Fails and Talbot first began making short movies together during high school, but producers weren’t keen to back either the untested Fails or high-school dropout Talbot with a project that’s as closely related to a tone poem as it is a blockbuster.

A gorgeous proof-of-concept trailer, an equally appealing website, a successful Kickstarter campaign (almost 1,500 contributors totalling nearly $80,000), a huge amount of local interest and backing from Brad Pitt’s production company Plan B and the voguish A24 made all the difference.

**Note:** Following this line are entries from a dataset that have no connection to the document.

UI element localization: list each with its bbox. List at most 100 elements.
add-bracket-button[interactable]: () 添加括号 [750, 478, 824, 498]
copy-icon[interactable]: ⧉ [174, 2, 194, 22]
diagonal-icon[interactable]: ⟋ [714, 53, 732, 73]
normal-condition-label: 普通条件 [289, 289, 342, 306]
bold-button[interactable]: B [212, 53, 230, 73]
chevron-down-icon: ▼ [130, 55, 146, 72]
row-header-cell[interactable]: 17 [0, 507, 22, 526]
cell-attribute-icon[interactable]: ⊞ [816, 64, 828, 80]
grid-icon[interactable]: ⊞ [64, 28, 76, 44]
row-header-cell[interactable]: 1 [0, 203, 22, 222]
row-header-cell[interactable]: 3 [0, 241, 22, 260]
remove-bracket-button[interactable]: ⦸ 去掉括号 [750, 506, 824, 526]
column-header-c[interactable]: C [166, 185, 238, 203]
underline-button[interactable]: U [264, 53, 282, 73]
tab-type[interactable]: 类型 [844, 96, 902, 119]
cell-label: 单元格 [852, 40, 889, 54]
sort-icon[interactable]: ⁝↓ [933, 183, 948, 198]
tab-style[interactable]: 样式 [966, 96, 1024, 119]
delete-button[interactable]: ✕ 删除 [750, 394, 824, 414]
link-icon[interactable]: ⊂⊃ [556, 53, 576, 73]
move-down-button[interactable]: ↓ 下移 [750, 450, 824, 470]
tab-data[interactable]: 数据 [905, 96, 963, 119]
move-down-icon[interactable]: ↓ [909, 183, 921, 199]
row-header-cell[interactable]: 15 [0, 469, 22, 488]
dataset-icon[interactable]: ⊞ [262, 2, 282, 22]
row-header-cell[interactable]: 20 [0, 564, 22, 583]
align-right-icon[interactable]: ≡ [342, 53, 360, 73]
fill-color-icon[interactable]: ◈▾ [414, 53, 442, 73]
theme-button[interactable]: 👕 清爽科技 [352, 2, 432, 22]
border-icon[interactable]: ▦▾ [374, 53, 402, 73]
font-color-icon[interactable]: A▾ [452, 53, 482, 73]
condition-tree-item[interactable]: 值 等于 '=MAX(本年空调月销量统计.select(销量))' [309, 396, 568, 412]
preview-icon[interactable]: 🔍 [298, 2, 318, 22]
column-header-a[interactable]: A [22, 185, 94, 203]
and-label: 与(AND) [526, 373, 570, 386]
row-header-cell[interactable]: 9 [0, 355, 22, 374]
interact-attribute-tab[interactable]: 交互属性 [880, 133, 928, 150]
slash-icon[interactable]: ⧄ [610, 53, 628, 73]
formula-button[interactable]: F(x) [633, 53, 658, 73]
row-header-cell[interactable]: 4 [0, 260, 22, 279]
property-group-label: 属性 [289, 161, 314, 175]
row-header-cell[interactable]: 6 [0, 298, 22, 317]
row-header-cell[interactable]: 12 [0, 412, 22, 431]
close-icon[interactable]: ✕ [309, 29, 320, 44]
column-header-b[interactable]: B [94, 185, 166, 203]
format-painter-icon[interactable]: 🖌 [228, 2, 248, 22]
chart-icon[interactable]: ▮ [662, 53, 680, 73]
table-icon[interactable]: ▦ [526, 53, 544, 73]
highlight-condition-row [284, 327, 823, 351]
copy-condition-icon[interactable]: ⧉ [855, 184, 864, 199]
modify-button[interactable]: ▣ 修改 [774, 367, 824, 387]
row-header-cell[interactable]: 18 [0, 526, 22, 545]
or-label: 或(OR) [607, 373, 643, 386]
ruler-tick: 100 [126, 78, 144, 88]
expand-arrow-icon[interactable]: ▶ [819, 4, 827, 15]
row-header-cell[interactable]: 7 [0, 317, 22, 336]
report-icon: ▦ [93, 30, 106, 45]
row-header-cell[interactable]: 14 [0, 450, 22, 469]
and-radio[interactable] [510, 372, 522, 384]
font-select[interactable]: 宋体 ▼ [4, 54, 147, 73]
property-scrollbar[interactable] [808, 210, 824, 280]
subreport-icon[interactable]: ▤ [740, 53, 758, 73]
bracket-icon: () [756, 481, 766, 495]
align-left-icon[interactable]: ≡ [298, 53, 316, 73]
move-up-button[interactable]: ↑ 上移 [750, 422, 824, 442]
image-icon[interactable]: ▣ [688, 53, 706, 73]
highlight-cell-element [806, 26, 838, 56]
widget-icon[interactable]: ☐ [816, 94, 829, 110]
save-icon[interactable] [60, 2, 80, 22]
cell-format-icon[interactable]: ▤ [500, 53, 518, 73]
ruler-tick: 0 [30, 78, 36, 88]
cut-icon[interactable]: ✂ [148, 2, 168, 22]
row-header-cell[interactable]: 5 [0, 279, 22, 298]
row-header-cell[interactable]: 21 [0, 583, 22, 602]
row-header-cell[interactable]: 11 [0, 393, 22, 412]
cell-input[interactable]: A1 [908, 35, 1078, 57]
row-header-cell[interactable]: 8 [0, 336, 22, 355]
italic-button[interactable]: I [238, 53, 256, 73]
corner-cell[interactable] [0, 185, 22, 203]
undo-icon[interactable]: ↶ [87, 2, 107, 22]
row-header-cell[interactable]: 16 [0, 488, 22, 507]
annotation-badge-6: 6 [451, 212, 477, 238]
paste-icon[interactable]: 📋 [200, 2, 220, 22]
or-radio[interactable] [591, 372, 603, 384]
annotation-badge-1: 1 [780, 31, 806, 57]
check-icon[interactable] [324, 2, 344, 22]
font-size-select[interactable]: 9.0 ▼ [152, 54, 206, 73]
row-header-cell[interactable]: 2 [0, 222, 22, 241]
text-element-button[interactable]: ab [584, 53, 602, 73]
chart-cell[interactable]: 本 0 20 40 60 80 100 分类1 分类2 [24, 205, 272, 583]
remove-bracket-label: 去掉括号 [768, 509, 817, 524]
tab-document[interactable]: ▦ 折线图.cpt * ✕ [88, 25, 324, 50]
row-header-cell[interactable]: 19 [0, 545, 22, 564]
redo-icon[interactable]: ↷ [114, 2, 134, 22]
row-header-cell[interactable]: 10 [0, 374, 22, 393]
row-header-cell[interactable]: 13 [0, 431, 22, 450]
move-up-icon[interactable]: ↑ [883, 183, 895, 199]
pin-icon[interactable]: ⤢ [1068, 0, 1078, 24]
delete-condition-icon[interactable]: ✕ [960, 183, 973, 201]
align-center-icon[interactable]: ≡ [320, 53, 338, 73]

“What started as a story developed by two friends really became a massive undertaking by a group of really smart people,” says Talbot. “Something I heard a lot is that everybody in Hollywood wants to be second. Nobody wants to set trends; they want to follow them. A24 and Plan B had taken a risk on Barry Jenkins the year before we came along, and that obviously turned out well. They have the reputation they have, not just because they’ve taken risks, but because they care about movies, which shouldn’t be novel but it is.”

Both Talbot and Fails initially conceived of the film as a Dear John to their native city. They’re still processing, says the director.

“We wrote the movie as a break-up letter,” says Talbot. “The first draught was angry. But by the fifth draught or the sixth draught, it was more empathetic. We tried to be more vulnerable than hateful or angry. We anticipated that after the movie premiered we would have worked through all these feelings. But after the movie premiered in San Francisco, local people started writing to us, saying: ‘I ran out of the theatre and started painting again for the first time in years’. The city used to be a haven for artists, now it’s the most expensive place to live in the country, but there are still artists that are somehow surviving against all odds. People really rallied around the film, and that wonderful response from the city makes it even harder to break up with it.”